The answer, of course, is never. So why am I harping on this one phrase out of a 20-page comic? If you guessed that it’s because of how it sounds like something a thirteen-year-old would have tried to coin over Livejournal, you’re partially right. If it’s because it further degrades Peter’s character as an emotionally adolescent manchild, you’re on the right track. But there’s more.
It’s already been a widely made complaint about the whole saga of Peter and Otto’s mind swap that everyone, most of all Mary Jane, is being far too stupid about it. But this problem has reached a critical stage in Superior #2. No matter how many times MJ hesitates, no matter how many out-of-character things “Peter” says and does, she never starts to act suspicious. She never gets upset with him for his change in behavior. She never questions why he’s being so forward all of a sudden. Peter himself, watching in faded blue ghost form as Otto sits down with MJ, laments that “he’s saying super villain stuff! How can no one see through this?”
But the issue hits rock bottom when Otto comes up with a solution so dumb and juvenile that I was genuinely surprised, even after the whole Aunt May wedding night fiasco: he discovers masturbation. “Wait. Of course!” he exclaims. “I’m a fool for not thinking of this sooner. I can be with that Watson girl any time I want! Because she was with Parker. And now that his memories are mine… I can relive them. Over and over again!”
Readers are then treated to a positively delightful montage of Peter’s intimate memories with his wife, and a display of his pleased-looking visage atop it all making it perfectly clear what Otto’s doing while all this goes on. But just in case anybody might be innocent enough to miss out on this — like perhaps one of the young kids that Marvel would like to attract to their comics-reading crowd — Peter’s ghost groans, “Ugh. Does he have to keep touching my body?”

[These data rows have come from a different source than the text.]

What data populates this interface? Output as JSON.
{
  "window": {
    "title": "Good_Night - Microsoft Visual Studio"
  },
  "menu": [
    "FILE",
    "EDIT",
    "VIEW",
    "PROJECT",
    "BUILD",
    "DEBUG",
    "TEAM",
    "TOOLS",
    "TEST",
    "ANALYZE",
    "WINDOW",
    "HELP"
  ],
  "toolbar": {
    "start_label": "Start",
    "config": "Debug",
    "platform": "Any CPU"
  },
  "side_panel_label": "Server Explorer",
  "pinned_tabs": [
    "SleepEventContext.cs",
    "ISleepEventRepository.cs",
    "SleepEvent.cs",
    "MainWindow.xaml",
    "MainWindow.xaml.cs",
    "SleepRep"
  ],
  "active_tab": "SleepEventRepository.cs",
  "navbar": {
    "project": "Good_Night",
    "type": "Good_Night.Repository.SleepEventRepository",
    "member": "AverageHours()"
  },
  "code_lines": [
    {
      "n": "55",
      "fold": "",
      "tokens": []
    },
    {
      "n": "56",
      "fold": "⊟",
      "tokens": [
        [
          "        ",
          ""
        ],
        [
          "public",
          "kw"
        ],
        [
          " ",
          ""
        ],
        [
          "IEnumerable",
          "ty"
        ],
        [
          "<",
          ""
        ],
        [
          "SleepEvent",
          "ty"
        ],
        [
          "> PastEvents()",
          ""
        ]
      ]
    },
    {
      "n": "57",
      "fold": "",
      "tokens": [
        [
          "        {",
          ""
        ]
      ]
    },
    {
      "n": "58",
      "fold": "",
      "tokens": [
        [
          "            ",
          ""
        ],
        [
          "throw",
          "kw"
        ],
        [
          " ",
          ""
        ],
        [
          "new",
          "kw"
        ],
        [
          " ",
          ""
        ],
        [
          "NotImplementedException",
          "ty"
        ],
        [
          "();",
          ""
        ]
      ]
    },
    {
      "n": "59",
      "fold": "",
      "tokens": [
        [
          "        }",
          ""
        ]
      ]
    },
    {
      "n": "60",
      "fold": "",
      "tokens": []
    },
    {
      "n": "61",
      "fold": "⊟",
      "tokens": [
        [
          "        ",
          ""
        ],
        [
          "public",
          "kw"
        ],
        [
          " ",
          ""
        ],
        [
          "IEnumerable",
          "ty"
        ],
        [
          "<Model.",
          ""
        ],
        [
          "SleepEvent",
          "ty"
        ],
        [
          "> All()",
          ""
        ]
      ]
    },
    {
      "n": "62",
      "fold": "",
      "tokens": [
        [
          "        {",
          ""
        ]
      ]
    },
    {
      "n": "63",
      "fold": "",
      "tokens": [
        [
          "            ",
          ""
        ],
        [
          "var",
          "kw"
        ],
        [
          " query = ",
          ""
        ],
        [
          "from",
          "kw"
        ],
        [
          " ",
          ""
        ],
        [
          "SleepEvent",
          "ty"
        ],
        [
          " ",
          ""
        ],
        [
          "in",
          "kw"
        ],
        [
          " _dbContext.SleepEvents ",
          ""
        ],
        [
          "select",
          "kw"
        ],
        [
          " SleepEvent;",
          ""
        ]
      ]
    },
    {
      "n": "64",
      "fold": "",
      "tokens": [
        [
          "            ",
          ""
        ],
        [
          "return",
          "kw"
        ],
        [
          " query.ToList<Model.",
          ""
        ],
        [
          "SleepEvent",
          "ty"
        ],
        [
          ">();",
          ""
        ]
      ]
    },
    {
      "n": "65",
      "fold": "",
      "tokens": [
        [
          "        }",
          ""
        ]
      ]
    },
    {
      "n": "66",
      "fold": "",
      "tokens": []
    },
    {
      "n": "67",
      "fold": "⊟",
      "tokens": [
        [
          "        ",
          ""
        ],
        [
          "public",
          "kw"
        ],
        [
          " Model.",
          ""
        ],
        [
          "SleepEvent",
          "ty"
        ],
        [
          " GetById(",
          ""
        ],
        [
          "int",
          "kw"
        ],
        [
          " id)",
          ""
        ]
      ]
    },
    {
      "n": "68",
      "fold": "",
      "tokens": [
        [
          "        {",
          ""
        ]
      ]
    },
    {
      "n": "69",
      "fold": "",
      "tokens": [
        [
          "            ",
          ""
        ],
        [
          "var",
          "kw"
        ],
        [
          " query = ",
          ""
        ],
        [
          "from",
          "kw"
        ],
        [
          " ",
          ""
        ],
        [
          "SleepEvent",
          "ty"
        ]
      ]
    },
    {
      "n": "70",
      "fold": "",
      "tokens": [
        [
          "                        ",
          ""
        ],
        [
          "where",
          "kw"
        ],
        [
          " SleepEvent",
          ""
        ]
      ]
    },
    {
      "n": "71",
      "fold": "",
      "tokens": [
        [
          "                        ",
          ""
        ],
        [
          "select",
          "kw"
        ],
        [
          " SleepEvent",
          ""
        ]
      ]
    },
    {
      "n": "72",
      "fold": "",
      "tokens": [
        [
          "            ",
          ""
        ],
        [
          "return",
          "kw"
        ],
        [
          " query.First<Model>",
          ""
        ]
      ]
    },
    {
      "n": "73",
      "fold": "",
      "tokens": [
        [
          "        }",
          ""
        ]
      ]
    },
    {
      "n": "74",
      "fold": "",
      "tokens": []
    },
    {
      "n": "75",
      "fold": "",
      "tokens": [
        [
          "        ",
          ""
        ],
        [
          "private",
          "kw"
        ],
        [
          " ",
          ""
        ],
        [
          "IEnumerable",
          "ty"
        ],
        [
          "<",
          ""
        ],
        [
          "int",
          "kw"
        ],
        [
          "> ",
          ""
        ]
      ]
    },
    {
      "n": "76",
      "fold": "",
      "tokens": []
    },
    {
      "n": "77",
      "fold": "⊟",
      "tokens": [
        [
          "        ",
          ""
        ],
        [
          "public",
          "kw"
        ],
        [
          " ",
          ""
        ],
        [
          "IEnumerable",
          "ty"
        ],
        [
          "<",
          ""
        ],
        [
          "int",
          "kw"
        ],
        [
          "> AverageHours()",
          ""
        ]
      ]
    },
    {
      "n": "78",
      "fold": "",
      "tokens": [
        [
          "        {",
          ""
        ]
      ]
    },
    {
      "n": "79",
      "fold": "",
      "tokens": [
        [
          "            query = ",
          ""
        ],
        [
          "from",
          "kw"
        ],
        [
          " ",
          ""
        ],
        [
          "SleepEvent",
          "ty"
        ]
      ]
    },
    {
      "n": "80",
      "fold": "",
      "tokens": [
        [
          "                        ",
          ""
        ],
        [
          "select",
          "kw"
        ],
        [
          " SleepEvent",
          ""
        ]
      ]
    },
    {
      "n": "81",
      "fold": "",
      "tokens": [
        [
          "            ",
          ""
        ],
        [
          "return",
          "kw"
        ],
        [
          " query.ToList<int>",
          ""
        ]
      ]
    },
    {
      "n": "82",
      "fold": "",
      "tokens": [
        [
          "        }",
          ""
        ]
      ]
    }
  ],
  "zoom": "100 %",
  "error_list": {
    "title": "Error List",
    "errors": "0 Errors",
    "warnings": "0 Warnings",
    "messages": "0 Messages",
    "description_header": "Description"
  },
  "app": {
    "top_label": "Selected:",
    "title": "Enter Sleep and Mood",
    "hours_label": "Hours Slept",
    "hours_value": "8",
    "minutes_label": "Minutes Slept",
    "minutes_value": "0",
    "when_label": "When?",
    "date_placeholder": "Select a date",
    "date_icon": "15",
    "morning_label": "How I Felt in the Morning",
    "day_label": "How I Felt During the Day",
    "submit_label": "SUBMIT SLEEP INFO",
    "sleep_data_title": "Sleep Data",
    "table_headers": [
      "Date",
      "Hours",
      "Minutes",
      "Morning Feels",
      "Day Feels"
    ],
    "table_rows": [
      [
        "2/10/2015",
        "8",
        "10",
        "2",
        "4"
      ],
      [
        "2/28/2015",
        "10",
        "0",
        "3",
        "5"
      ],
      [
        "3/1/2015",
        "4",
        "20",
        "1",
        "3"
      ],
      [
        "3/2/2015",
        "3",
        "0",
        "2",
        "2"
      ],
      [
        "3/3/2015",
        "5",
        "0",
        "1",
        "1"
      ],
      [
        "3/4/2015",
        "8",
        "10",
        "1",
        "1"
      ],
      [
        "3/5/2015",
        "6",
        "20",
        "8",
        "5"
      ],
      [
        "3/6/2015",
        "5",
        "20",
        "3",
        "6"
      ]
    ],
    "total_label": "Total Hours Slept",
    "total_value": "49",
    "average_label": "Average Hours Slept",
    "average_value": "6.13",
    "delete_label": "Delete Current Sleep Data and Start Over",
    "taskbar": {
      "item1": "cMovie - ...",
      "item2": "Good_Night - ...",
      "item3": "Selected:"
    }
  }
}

Everyone was so worried that a rape-by-deception would occur between Otto and MJ, this other possibility never even occurred to them: if you take over someone else’s body and then masturbate it in, is that rape?
Here is an even better question, though: why is that being raised in a Spider-Man comic?
So this is it then? Me floating around while you mess things up, hit on girls, and play around with a robot butler?
There’s finally a little action (I mean, of the typical super hero variety!) towards the end of the issue when some little Vulture stooges we haven’t seen before invade MJ’s nightclub, apparently looking for something their master stashed away there back when it was a super villain hangout. In another of his inexplicable changes of heart, Otto realizes after saving her that the two them together is “insane,” and that their relationship is “the greatest trap of all.” The only way to free her, he says, is to move on, which Peter’s ghost suddenly lauds him for. Nevermind the past twenty pages of utterly revolting content we had to slog through. Peter switches to “I was wrong about you, Otto!” Seriously.
And so Slott has unwittingly coined a phrase that captures every major flaw of his run. It’s juvenile, it’s all wrong in tone for the subject matter, it brings Peter’s maturity down, and it’s inserted out of nowhere upon a readership who is simply told that they are to believe it has always been that way. It’s crazy-town banana-pants.
Pros: Well, Stegman’s art is still really terrific. I especially love the way he draws MJ in this issue. Jonah’s dialogue is very Jonah and quite funny, as well.
Cons: It’s more frustrating than ever that nobody is accusing Peter of being an impostor, especially Mary Jane. The masturbation scene is utterly unnecessary and unpleasant. The conclusion is highly unsatisfactory, with Otto’s “lesson” coming out of nowhere and erasing all the vile behavior he’s exhibited over the issue. “Crazy-town banana-pants.”